A: Pick the highest-matching 1, 2, or 3 sub-score in each of the five measures. Add the five sub-scores to get a 5 to 15 total, then read the total against the published 5-6, 7-9, and 10-15 bands for class A, B, or C with reference 1-year and 2-year survival. Use INR or prothrombin time prolongation, not both.
Q: What does a Child Pugh score of 7 mean?
A: A total of 7 to 9 places the case in class B, which the Pugh 1973 paper associated with significant functional compromise. Reference 1-year survival is about 80% and 2-year survival about 60% for class B, and the treatable sub-scores (ascites, encephalopathy, INR) should be optimised before any elective procedure.
Q: What is the difference between Child Pugh class A, B, and C?

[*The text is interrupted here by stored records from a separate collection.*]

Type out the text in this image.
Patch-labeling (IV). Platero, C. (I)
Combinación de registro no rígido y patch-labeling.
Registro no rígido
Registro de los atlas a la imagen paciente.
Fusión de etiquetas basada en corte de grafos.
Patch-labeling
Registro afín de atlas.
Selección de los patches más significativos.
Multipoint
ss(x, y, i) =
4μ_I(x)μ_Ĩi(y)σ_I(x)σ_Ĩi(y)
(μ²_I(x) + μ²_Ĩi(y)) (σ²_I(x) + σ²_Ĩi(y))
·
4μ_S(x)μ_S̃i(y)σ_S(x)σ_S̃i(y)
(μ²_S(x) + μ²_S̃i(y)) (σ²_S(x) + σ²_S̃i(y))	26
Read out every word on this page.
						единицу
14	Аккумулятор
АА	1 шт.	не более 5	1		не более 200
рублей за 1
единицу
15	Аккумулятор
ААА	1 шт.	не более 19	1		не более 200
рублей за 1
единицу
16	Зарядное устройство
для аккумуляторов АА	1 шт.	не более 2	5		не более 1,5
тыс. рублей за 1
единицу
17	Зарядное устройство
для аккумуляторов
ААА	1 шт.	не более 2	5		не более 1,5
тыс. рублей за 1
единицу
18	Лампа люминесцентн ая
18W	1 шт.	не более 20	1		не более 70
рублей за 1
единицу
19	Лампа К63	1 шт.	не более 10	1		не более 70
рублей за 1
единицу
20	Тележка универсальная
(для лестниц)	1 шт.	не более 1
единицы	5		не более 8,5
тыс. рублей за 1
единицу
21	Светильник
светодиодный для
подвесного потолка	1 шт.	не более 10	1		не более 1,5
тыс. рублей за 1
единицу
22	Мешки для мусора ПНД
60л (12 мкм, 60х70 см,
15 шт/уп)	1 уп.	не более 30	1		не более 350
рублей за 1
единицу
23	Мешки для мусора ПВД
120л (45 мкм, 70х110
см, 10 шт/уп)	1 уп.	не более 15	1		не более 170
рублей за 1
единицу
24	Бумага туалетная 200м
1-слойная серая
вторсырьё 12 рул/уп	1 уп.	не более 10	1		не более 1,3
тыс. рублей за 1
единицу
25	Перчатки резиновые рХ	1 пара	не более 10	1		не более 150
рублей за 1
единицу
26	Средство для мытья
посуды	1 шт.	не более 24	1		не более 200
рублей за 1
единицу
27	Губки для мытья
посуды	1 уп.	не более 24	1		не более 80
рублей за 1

A: Class A (5-6) is well-compensated cirrhosis, class B (7-9) is significant functional compromise, and class C (10-15) is decompensated cirrhosis. Pugh 1973 reported 1-year survival of about 100, 80, and 45 percent and 2-year survival of about 85, 60, and 35 percent for the three classes.
Q: Can the Child Pugh score be used for primary biliary cholangitis?
A: Yes, with a modified bilirubin scale. In PBC and PSC, conjugated bilirubin runs higher, so the bilirubin thresholds are raised to 4 and 10 mg/dL. The albumin, INR, ascites, and encephalopathy sub-scores stay the same as the standard Child Pugh layout.
Q: Why is the MELD score often preferred over Child Pugh for transplant listing?
A: MELD uses only objective lab inputs (bilirubin, INR, and creatinine) and is continuous, so it ranks transplant urgency on a finer scale than the three-class Child Pugh read. Cholongitas et al. 2005 found MELD a better predictor of short-term mortality for transplant prioritisation, while Child Pugh remains the bedside severity read for prognosis and surgical risk.